Schliemann consulted the Classical texts again. Pausanias the geographer wrote that the Mycenaeans buried their kings “inside the walls.” Most scholars thought he meant the larger walls around the main tomb. Schliemann thought otherwise. He dug inside the city walls near the Lion Gate.
He discovered five rectangular shaft graves. The first contained the remains of nineteen adults and two infants covered in gold.
In the third and fourth graves, Schliemann found five warriors buried with golden death masks. One mask far outshone the others.
“I have looked upon the face of Agamemnon!” he supposedly exclaimed. But again, he miscalculated. The graves were much older.
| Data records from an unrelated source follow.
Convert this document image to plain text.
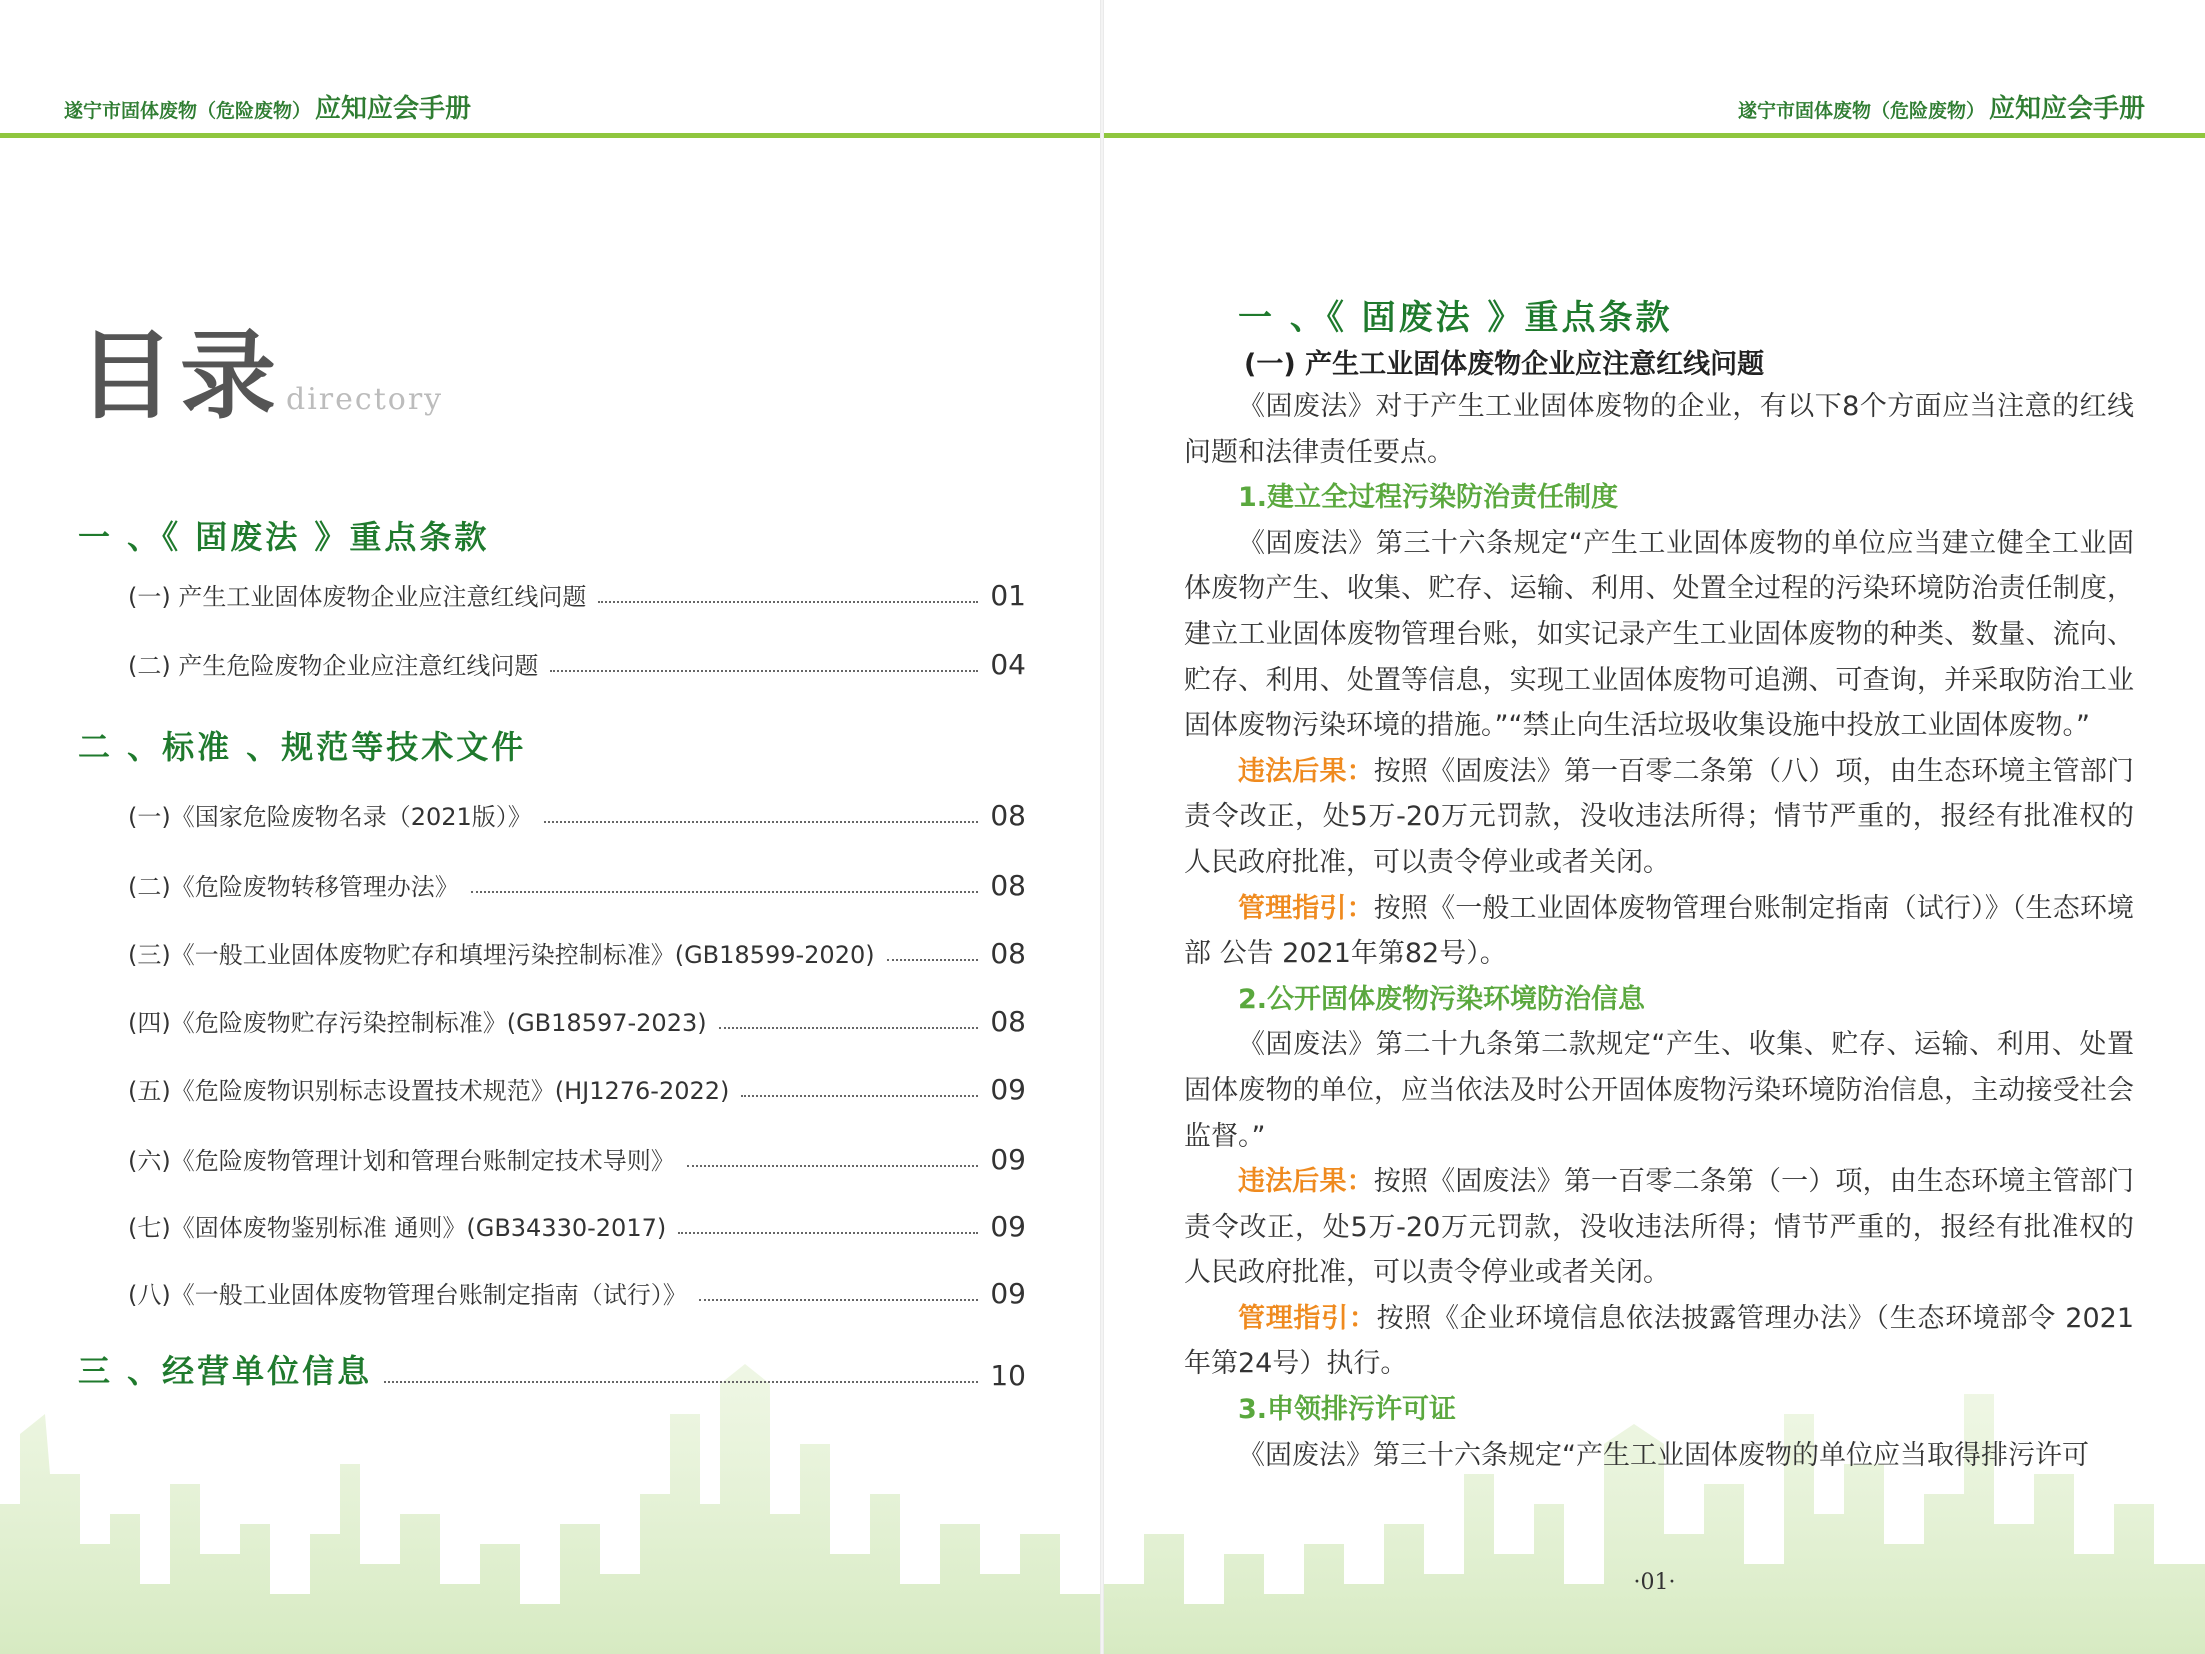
遂宁市固体废物（危险废物） 应知应会手册
目录 directory
一 、《 固废法 》重点条款
(一) 产生工业固体废物企业应注意红线问题	01
(二) 产生危险废物企业应注意红线问题	04
二 、标准 、规范等技术文件
(一)《国家危险废物名录（2021版）》	08
(二)《危险废物转移管理办法》	08
(三)《一般工业固体废物贮存和填埋污染控制标准》(GB18599-2020)	08
(四)《危险废物贮存污染控制标准》(GB18597-2023)	08
(五)《危险废物识别标志设置技术规范》(HJ1276-2022)	09
(六)《危险废物管理计划和管理台账制定技术导则》	09
(七)《固体废物鉴别标准 通则》(GB34330-2017)	09
(八)《一般工业固体废物管理台账制定指南（试行）》	09
三 、经营单位信息	10
遂宁市固体废物（危险废物） 应知应会手册
一 、《 固废法 》重点条款
(一) 产生工业固体废物企业应注意红线问题

《固废法》对于产生工业固体废物的企业，有以下8个方面应当注意的红线问题和法律责任要点。

1.建立全过程污染防治责任制度

《固废法》第三十六条规定“产生工业固体废物的单位应当建立健全工业固体废物产生、收集、贮存、运输、利用、处置全过程的污染环境防治责任制度，建立工业固体废物管理台账，如实记录产生工业固体废物的种类、数量、流向、贮存、利用、处置等信息，实现工业固体废物可追溯、可查询，并采取防治工业固体废物污染环境的措施。”“禁止向生活垃圾收集设施中投放工业固体废物。”

违法后果：按照《固废法》第一百零二条第（八）项，由生态环境主管部门责令改正，处5万-20万元罚款，没收违法所得；情节严重的，报经有批准权的人民政府批准，可以责令停业或者关闭。

管理指引：按照《一般工业固体废物管理台账制定指南（试行）》（生态环境部 公告 2021年第82号）。

2.公开固体废物污染环境防治信息

《固废法》第二十九条第二款规定“产生、收集、贮存、运输、利用、处置固体废物的单位，应当依法及时公开固体废物污染环境防治信息，主动接受社会监督。”

违法后果：按照《固废法》第一百零二条第（一）项，由生态环境主管部门责令改正，处5万-20万元罚款，没收违法所得；情节严重的，报经有批准权的人民政府批准，可以责令停业或者关闭。

管理指引：按照《企业环境信息依法披露管理办法》（生态环境部令 2021年第24号）执行。

3.申领排污许可证

《固废法》第三十六条规定“产生工业固体废物的单位应当取得排污许可

·01·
The Man Behind Agamemnon’s Mask
Controversy still surrounds the Mask of Agamemnon. It doesn’t resemble the other four, which look crude and almost featureless. “Agamemnon” has noble features and a handlebar moustache, popular in 19th c. Europe, but not in ancient Greece.
Many archaeologists consider it a fake. The Greek government won’t allow testing. Art historian Kenneth Lapatin, however, thinks it might be a “pastiche.” He points out,
The shaft grave material had to be extracted from the mud, cleaned, and returned to its “original” form. Attitudes towards “restoration” vary with time and place…Might the Mask of Agamemnon have been “restored” to what Schliemann, or perhaps even someone else, thought it should, or wanted it to look like?
A distinct possibility. I’m amazed, in fact, that no one has mentioned the obvious (especially in light of the Da Vinci self-portrait mystery) — except for the slender nose, the Mask of Agamemnon looks like Schliemann.
In truth, much of the evidence against Schliemann is open to interpretation. He divorced his wife and married a younger woman, but his wife had long grown weary of this Homeric obsession. His employed horrid excavation techniques, but archaeology had not yet standardized. He liked to embellish a story.
So did Homer.
No one disagrees that Schliemann was a shrewd businessman, a gifted self-taught linguist, and, in his 40s, the discoverer of Troy. Perhaps, at worst, he was obsessed and impatient.
I love this conclusion from Jason at Alpaca Suitcase:
Say what you will about him, but before Heinrich Schliemann the Trojan War was just a nice piece of fiction about some dudes fighting over a pretty girl.
What Later Bloomers can learn from Heinrich Schliemann:
Some shortcuts aren’t worth it. What is for you won’t go by you.
I’m curious. Do you think the Mask of Agamemnon resembles Schliemann?